Background: After being called a BS vendor by Taleb (for reasons that are now obvious) in the past, Smith in a vendetta, has written 4 articles with similar attempts at discrediting and distorting... without the slightest familiarity with the subjects at hand. More on these, later, as this is not the end.

Rule 1: You shall not use a media company such as Bloomberg to troll people you hate.

Rule 2: You shall not use the credibility of an academic position to troll people, particularly when you have failed academia and are concealing that you were ("voluntarily") separated and have not been there for a while. The article makes sure we know that Noah Smith is an assistant professor at Stony Brooks. Except that I was told in January that he either resigned or had been “resigned” for not meeting academic standards and was not coming back for the Jan 2016 semester, in fact "never coming back". [Apparently, Smith failed to publish anything during his tenure there, except of course for BS on the internet.] Smith claimed a sabbatical which conflicts with what I was told by faculty members (a sabbatical is something one return to). Smith should not be using sham affiliations for positions he doesn’t have so he can talk about a subject he knows nothing about.

Other Violations of Professionalism

Noah Smith has no familiarity with finance. In early 2010 I made a statement in Moscow about 4 trades to do.
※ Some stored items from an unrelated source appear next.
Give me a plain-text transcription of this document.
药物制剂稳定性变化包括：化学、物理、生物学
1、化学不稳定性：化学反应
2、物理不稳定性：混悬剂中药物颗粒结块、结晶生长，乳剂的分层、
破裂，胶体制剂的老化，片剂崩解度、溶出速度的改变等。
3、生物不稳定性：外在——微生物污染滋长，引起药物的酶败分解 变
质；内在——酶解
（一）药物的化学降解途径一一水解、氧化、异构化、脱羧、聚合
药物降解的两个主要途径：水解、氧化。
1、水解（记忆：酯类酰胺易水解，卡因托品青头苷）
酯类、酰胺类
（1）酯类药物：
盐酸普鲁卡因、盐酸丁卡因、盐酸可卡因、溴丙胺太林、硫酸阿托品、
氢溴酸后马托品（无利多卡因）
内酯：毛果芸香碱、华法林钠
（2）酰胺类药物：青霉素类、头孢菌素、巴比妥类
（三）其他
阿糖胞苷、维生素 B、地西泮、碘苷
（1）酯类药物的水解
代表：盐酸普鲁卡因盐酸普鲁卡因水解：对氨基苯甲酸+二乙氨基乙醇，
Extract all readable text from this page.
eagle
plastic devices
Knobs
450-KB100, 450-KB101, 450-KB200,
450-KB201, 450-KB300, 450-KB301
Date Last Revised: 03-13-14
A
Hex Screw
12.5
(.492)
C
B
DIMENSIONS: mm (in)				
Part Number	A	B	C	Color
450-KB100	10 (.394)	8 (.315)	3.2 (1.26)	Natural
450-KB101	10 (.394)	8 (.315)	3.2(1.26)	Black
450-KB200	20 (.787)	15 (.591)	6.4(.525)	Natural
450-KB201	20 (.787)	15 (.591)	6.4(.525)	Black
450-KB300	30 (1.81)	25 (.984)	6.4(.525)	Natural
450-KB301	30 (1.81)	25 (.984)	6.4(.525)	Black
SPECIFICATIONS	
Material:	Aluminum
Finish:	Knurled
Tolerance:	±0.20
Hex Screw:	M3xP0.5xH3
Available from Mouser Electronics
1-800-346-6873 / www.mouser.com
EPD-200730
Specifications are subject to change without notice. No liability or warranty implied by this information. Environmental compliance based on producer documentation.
I was not aware of being filmed and used trader language. One of them was short T Bonds. After I communicated to Noah Smith that he was a BS vendor, he advertised in 2014 my claim of short bonds ... in 2010 as a way to wreck my credibility in every way possible. 

Did he report on the other trades in the ensemble? No.

Did it hit him that trades are something that don't last 4 years? No. D
id it hit him that bonds collapsed after the talk? (markets happen to go up and down).  No.

Does he understand that a trade is not a binary forecast? 

Did he realize that I have several hundred thousand trades in my career and no self respecting scientist would play the media megaphone to select one, particularly 5 years later without knowing the true outcome?

This is why he couldn't write an academic paper: his mind has a defect in its logical wiring. No finance academic would commit the lack of professionalism of cherry-picking a trade in a portfolio, and, worse, not realizing that a dynamic trader buys and sells and there is low correlation between the trade and the fate of the market.  How can someone that ignorant about finance write about finance?